We have reported previously the activity of the insulin-like growth factor-I (IGF-IR)/insulin receptor (InsR) inhibitor, BMS-554417, in breast and ovarian cancer cell lines. Further studies indicated treatment of OV202 ovarian cancer cells with BMS-554417 increased phosphorylation of HER-2. In addition, treatment with the pan-HER inhibitor, BMS-599626, resulted in increased phosphorylation of IGF-IR, suggesting a reciprocal cross-talk mechanism. In a panel of five ovarian cancer cell lines, simultaneous treatment with the IGF-IR/InsR inhibitor, BMS-536924 and BMS-599626, resulted in a synergistic antiproliferative effect. Furthermore, combination therapy decreased AKT and extracellular signal-regulated kinase activation and increased biochemical and nuclear morphologic changes consistent with apoptosis compared with either agent alone. In response to treatment with BMS-536924, increased expression and activation of various members of the HER family of receptors were seen in all five ovarian cancer cell lines, suggesting that inhibition of IGF-IR/InsR results in adaptive up-regulation of the HER pathway. Using MCF-7 breast cancer cell variants that overexpressed HER-1 or HER-2, we then tested the hypothesis that HER receptor expression is sufficient to confer resistance to IGF-IR-targeted therapy. In the presence of activating ligands epidermal growth factor or heregulin, respectively, MCF-7 cells expressing HER-1 or HER-2 were resistant to BMS-536924 as determined in a proliferation and clonogenic assay. These data suggested that simultaneous treatment with inhibitors of the IGF-I and HER family of receptors may be an effective strategy for clinical investigations of IGF-IR inhibitors in breast and ovarian cancer and that targeting HER-1 and HER-2 may overcome clinical resistance to IGF-IR inhibitors. [Mol Cancer Ther 2008;7(9):2589–98]

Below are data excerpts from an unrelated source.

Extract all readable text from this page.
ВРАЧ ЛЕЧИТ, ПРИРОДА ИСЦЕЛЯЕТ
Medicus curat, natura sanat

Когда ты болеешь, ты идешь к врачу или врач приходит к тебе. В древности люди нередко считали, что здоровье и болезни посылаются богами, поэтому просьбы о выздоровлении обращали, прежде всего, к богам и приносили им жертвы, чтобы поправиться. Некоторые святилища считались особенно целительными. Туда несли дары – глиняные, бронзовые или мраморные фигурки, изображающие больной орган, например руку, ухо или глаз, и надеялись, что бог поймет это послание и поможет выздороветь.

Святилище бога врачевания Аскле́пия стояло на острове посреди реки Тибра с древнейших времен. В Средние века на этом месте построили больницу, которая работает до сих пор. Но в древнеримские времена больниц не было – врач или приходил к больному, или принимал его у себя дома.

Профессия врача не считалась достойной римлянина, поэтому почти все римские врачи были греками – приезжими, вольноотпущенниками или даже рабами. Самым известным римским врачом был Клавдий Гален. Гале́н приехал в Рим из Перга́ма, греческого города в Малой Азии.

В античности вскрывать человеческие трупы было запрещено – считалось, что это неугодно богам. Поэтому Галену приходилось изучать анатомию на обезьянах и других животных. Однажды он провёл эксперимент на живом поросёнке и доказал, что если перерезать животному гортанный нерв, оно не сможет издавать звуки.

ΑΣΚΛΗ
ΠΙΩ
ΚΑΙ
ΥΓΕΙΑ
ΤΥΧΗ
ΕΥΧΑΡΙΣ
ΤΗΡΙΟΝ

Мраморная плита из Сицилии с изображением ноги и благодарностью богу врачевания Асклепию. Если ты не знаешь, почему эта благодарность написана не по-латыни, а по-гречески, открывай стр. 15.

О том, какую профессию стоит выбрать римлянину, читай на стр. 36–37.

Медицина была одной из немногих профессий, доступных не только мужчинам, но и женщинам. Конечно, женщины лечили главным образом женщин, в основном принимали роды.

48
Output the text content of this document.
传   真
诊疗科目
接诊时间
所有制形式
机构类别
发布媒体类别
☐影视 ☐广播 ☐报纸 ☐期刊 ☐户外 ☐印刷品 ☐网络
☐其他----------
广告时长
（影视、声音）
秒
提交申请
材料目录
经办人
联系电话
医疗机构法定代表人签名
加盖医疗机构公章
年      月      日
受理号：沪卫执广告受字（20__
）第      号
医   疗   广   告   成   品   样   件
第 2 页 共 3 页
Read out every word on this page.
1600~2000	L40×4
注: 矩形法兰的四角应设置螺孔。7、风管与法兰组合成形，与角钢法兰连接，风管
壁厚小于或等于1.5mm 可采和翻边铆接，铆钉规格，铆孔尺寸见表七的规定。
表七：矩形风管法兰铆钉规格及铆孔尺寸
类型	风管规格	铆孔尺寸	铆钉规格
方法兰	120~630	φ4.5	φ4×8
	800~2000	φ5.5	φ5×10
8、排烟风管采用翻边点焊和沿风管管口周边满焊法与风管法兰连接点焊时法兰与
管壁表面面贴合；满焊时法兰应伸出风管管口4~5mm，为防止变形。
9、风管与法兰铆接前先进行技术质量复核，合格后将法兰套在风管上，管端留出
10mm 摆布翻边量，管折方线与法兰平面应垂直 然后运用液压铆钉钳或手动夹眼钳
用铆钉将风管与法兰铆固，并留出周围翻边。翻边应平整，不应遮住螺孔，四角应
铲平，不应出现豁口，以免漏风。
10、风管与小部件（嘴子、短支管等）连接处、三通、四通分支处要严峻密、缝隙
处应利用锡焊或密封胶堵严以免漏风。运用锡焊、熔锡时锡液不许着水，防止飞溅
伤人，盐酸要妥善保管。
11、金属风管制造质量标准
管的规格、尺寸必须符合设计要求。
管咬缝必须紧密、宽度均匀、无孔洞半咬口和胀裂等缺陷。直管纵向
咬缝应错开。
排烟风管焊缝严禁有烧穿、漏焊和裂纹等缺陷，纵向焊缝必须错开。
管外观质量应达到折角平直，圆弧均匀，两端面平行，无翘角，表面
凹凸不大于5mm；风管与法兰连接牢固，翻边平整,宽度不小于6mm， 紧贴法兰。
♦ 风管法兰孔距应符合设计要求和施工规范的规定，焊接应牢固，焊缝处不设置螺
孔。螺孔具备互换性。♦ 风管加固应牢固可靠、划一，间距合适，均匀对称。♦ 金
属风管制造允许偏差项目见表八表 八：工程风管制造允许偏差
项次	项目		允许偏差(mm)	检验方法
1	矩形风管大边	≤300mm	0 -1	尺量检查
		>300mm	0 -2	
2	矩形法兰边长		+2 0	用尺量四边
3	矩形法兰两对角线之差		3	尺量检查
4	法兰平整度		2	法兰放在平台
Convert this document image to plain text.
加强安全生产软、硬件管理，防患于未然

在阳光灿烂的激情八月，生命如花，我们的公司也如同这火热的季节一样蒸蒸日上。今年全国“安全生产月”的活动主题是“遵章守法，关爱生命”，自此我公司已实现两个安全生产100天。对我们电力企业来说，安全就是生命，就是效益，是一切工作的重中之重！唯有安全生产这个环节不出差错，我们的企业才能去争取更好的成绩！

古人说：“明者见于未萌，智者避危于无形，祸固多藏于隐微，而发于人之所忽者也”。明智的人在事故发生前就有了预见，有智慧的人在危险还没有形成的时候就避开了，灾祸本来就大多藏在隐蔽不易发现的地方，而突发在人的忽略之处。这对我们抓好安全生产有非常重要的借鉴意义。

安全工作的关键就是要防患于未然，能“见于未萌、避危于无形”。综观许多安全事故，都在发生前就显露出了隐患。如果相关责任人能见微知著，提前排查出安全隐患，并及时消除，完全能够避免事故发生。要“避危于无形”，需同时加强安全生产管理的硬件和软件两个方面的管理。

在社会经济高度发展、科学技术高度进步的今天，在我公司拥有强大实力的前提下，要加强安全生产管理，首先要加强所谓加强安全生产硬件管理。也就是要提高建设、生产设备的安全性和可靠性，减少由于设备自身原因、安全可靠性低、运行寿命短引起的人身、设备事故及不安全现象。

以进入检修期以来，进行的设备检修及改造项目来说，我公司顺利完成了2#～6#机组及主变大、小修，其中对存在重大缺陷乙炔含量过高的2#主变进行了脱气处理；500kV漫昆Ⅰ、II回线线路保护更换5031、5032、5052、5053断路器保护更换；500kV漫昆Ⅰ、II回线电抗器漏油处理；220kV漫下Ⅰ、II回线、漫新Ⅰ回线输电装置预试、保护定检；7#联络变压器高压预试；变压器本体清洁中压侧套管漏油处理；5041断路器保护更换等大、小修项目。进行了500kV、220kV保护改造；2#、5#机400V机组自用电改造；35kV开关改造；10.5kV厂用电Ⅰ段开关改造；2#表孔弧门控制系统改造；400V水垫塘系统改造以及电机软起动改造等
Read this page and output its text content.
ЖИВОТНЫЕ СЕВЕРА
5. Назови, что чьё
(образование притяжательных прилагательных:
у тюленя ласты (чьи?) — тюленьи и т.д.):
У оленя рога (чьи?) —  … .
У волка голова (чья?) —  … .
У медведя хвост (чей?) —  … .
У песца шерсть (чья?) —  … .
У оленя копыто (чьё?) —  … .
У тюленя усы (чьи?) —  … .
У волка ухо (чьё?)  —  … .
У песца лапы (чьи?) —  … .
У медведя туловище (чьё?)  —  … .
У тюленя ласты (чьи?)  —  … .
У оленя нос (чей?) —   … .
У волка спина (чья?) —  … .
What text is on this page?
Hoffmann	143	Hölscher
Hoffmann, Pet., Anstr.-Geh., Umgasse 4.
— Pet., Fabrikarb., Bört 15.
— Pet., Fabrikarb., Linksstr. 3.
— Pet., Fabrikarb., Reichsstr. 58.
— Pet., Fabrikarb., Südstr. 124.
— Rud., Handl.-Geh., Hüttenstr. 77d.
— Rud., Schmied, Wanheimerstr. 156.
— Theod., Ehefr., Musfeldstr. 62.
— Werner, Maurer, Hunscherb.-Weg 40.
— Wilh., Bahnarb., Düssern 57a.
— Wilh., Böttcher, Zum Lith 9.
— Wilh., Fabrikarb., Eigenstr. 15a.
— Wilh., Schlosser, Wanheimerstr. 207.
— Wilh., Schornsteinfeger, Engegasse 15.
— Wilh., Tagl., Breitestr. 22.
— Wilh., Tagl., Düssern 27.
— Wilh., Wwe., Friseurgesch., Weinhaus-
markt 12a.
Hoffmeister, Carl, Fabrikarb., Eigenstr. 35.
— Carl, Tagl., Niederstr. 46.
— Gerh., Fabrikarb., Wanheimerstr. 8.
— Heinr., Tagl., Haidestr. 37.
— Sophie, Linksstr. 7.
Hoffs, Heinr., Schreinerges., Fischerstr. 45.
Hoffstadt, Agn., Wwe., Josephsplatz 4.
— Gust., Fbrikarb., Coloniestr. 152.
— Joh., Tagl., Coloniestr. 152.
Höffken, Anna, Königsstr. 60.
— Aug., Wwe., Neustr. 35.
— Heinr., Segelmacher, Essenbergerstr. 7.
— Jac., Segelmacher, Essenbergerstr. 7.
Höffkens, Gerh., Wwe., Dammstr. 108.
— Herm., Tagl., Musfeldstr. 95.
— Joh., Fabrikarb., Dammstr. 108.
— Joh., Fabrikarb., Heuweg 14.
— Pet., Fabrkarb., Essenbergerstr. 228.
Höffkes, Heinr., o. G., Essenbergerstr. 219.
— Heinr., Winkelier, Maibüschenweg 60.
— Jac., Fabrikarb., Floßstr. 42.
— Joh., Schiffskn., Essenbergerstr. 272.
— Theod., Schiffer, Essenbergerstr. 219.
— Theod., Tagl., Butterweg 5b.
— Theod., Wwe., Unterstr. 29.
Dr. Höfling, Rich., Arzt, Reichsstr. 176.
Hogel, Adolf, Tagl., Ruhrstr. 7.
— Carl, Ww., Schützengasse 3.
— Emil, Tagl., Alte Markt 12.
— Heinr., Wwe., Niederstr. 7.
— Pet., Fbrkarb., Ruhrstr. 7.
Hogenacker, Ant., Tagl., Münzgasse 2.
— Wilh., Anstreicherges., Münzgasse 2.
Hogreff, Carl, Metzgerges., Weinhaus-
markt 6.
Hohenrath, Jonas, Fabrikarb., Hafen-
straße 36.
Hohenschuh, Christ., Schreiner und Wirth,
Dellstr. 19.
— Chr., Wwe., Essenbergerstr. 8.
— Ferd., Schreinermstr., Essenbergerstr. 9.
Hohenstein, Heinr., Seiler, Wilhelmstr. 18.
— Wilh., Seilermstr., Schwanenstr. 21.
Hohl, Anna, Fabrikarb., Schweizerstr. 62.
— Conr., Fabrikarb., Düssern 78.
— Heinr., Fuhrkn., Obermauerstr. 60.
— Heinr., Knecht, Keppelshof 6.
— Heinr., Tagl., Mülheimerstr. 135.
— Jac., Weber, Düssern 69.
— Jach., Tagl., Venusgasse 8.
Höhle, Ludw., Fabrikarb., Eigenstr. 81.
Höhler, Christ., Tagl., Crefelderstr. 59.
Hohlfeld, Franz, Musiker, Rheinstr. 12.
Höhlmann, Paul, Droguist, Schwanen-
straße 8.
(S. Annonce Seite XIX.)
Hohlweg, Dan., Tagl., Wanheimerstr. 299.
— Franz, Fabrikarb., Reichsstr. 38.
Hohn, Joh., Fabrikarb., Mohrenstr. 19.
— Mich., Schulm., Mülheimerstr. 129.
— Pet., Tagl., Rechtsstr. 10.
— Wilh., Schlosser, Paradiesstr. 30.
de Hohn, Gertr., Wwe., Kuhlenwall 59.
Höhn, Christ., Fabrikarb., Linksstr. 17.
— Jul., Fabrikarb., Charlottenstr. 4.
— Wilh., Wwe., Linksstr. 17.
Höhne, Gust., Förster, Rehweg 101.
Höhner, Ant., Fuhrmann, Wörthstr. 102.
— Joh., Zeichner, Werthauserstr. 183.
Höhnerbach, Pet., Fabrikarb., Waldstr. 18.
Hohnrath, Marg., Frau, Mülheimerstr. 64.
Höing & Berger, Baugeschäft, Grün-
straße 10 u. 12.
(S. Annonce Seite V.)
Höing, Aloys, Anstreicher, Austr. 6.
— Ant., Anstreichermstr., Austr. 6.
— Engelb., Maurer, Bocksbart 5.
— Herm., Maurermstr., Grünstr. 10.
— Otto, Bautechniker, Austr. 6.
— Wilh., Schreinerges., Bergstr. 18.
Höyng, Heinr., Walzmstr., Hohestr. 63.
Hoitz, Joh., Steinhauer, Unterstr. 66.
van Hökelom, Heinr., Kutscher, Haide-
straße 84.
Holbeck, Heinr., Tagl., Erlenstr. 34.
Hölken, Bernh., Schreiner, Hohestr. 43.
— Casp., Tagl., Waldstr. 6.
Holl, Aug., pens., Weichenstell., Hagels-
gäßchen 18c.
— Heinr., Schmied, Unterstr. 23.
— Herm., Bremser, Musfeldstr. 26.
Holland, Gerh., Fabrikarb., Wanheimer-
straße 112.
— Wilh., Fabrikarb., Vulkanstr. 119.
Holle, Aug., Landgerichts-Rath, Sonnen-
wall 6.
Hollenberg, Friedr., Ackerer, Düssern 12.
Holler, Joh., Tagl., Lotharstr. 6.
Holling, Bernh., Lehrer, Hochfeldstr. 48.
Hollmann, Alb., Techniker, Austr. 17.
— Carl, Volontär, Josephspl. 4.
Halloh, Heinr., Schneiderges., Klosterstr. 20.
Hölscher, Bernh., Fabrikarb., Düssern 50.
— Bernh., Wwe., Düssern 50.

Insulin receptor isoform a and insulin-Like growth factor II as additional treatment targets in human osteosarcoma

Despite the frequent presence of an insulin-like growth factor I receptor (IGFIR)-mediated autocrine loop in osteosarcoma (OS), interfering with this target was only moderately effective in preclinical studies. Here, we considered other members of the IGF system that might be involved in the molecular pathology of OS. We found that, among 45 patients with OS, IGF-I and IGFBP-3 serum levels were significantly lower, and IGF-II serum levels significantly higher, than healthy controls. Increased IGF-II values were associated with a decreased disease-free survival. After tumor removal, both IGF-I and IGF-II levels returned to normal values. In 23 of 45 patients, we obtained tissue specimens and found that all expressed high mRNA level of IGF-II and >IGF-I. Also, isoform A of the insulin receptor (IR-A) was expressed at high level in addition to IGFIR and IR-A/IGFIR hybrids receptors (HR(A)). These receptors were also expressed in OS cell lines, and simultaneous impairment of IGFIR, IR, and Hybrid-Rs by monoclonal antibodies, siRNA, or the tyrosine kinase inhibitor BMS-536924, which blocks both IGFIR and IR, was more effective than selective anti-IGFIR strategies. Also, anti-IGF-II-siRNA treatment in low-serum conditions significantly inhibited MG-63 OS cells that have an autocrine circuit for IGF-II. In summary, IGF-II rather than IGF-I is the predominant growth factor produced by OS cells, and three different receptors (IR-A, HR(A), and IGFIR) act complementarily for an IGF-II-mediated constitutive autocrine loop, in addition to the previously shown IGFIR/IGF-I circuit. Cotargeting IGFIR and IR-A is more effective than targeting IGF-IR alone in inhibiting OS growth.